Mike feels stuck. It's a few years after high school, but he's still living at his mom's house, taking care of his developmentally disabled older brother Nate while his mom works two jobs to pay the bills. Mike secretly loves his work as a landscaper and he knows he's one of the best there is but too often the (largely white) homeowners who hire the crew that Mike's on have ridiculous expectations, from cleaning garages to picking up dog droppings. About the only thing that nurtures Mike is his regular trip to the library, a place where he's felt safe and sustained since childhood: "At the library, a little ferret of a kid like me had a chance. The only currency he needed was a library card." Mike longs to see himself and his world in the books he reads but despite glimpses in decades-old naturalist books like Frank Norris's The Octopus or Upton Sinclair's The Jungle Mike sees few working-class and poor people reflected in contemporary novels; instead they are filled with characters who are too often privileged and self-absorbed.

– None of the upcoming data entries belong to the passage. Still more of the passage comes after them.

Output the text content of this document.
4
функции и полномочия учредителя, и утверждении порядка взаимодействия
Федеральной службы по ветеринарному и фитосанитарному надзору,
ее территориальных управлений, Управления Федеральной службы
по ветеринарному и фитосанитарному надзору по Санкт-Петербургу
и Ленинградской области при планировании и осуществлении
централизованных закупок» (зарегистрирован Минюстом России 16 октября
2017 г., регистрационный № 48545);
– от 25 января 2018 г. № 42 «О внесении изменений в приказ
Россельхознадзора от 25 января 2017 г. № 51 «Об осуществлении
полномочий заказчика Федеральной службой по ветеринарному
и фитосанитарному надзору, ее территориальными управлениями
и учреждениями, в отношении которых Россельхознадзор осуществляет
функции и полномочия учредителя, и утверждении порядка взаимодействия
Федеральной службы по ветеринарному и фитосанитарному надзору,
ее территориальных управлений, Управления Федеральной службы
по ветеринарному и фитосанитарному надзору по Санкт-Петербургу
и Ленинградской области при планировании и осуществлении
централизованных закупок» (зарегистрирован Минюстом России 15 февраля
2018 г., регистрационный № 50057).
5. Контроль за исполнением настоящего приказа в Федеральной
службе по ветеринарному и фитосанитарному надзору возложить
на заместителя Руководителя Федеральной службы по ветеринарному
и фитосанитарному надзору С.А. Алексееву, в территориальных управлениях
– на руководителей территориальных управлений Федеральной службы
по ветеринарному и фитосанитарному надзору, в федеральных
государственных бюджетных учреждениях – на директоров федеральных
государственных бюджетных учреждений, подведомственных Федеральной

Mike has no time for self-absorption. He's too busy hustling to figure out where his next beer let alone his next paycheck, once he gets fired by the landscaping company might come from. He's too busy keeping Nate from flipping out in a restaurant to analyze his attraction to a waitress there; he's too busy cringing at his best friend's racist and homophobic comments to analyze his own sexual and ethnic identity; and he's definitely too busy making ends (barely) meet to analyze his own role as a cog in the machine that perpetuates systemic inequality.
Set on Washington State's Bainbridge Island, an island that (like Nantucket or Martha's Vineyard) has a reputation for affluence but is also fueled by a largely unseen or unacknowledged working class, Lawn Boy uses a lens of humor and social satire to examine profound truths about how our society functions or doesn't and who can get ahead and who gets left way behind. Evison's prose is sharp and the situations he describes (such as an ill-fated occupation of a Walmart and an even less well-advised anti–puppy mill protest outside a pet store) offer opportunities for broad humor. But he also clearly cares deeply for the characters about whom he writes, and Lawn Boy is also a profoundly humanistic and hopeful novel at its core. Young Mike is an idealist – and readers - adults and young adults alike - will be rooting for him to upend the systems that seem to conspire to keep him down. Funny, romantic, and big-hearted, Lawn Boy just might be the Great American Landscaping Novel we didn't know we needed.